By Andrew Woodcock, Press Association Political Editor

Brexit is causing uncertainty for the £32 billion UK fashion industry, the head of the British Fashion Council has warned.

And leading designer Alexa Chung said she was worried about the possible impact of limits on freedom of movement for creative workers as a result of EU withdrawal.

Speaking as London Fashion Week began, BFC chairwoman Stephanie Phair told BBC Radio 4’s Today programme: “It is the uncertainty that makes it difficult for the industry to figure out how to plan for Brexit in their strategies.

“It is an industry that is complex. It requires manufacturing abroad, designing here, reshipping abroad. It is a mix of goods, services and talents.

“So what we are talking to Government about is really frictionless borders, tariff-free access to the EU and the ability for talent to move, the free movement of people. We continue to have these conversations.”

Ms Phair said she was “optimistic” about ensuring visas continue to be available for models and other top talent to move between fashion week events around the world.

Asked what impact a no-deal Brexit would have, she said: “We don’t know, because we don’t know what that no-deal Brexit would look like.”

The director of international business at the UK Fabric and Textiles Association, Paul Algar, said Brexit was “unhelpful” to the industry.

London Fashion Week is one of the industry’s main global showcases (Isabel Infantes/PA)

“A lot of companies found that on June 24 (2016), with a weak pound, their costs for dyes and raw materials went up,” Mr Algar told Today.

“If we are manufacturing products here and there is no deal, then we are looking at tariffs to get merchandise into Europe of 15%-20%, depending on the product, and that will have a knock-on effect.

“The EU is our largest export market by far. Orders taken in September at London Fashion Week will be delivered in January, February and March next year, so buyers will be thinking, ‘Am I going to buy from this British designer or this British brand and not know whether I am going to have to pay duty, or know whether there are going to be queues at Dover?’

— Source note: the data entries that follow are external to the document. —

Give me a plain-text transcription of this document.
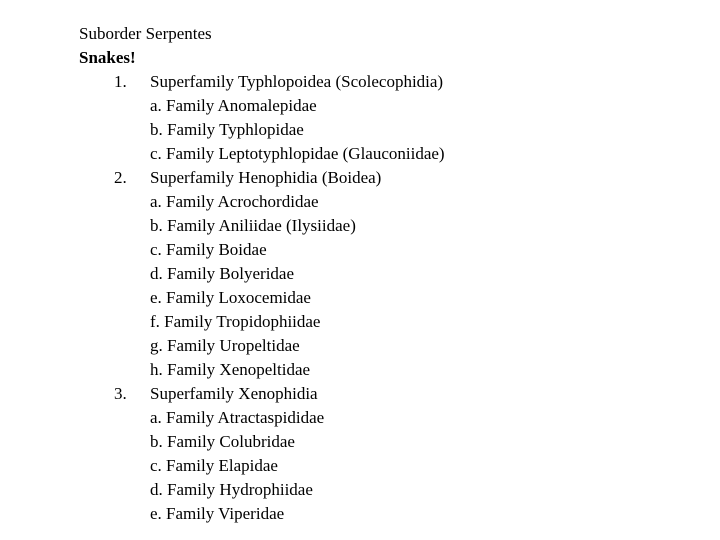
Suborder Serpentes
Snakes!
1.	Superfamily Typhlopoidea (Scolecophidia)
a. Family Anomalepidae
b. Family Typhlopidae
c. Family Leptotyphlopidae (Glauconiidae)
2.	Superfamily Henophidia (Boidea)
a. Family Acrochordidae
b. Family Aniliidae (Ilysiidae)
c. Family Boidae
d. Family Bolyeridae
e. Family Loxocemidae
f. Family Tropidophiidae
g. Family Uropeltidae
h. Family Xenopeltidae
3.	Superfamily Xenophidia
a. Family Atractaspididae
b. Family Colubridae
c. Family Elapidae
d. Family Hydrophiidae
e. Family Viperidae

“It creates an element of doubt which, to put it mildly, is unhelpful.”

Asked about the impact of Brexit on her multinational operations, Ms Chung told the programme: “This is something that I have fears about. Our warehouse is in the Netherlands, there are British people in here, but we also have lots of talented people from all over the world, so that worries me.

“I think it takes that kind of melting pot of cultures and perspectives to make something creatively interesting, so if that is limited then I am sure it would have an impact on what we are making here.

“I don’t know what’s going to happen. I do have concerns for my business and how that is going to fare.”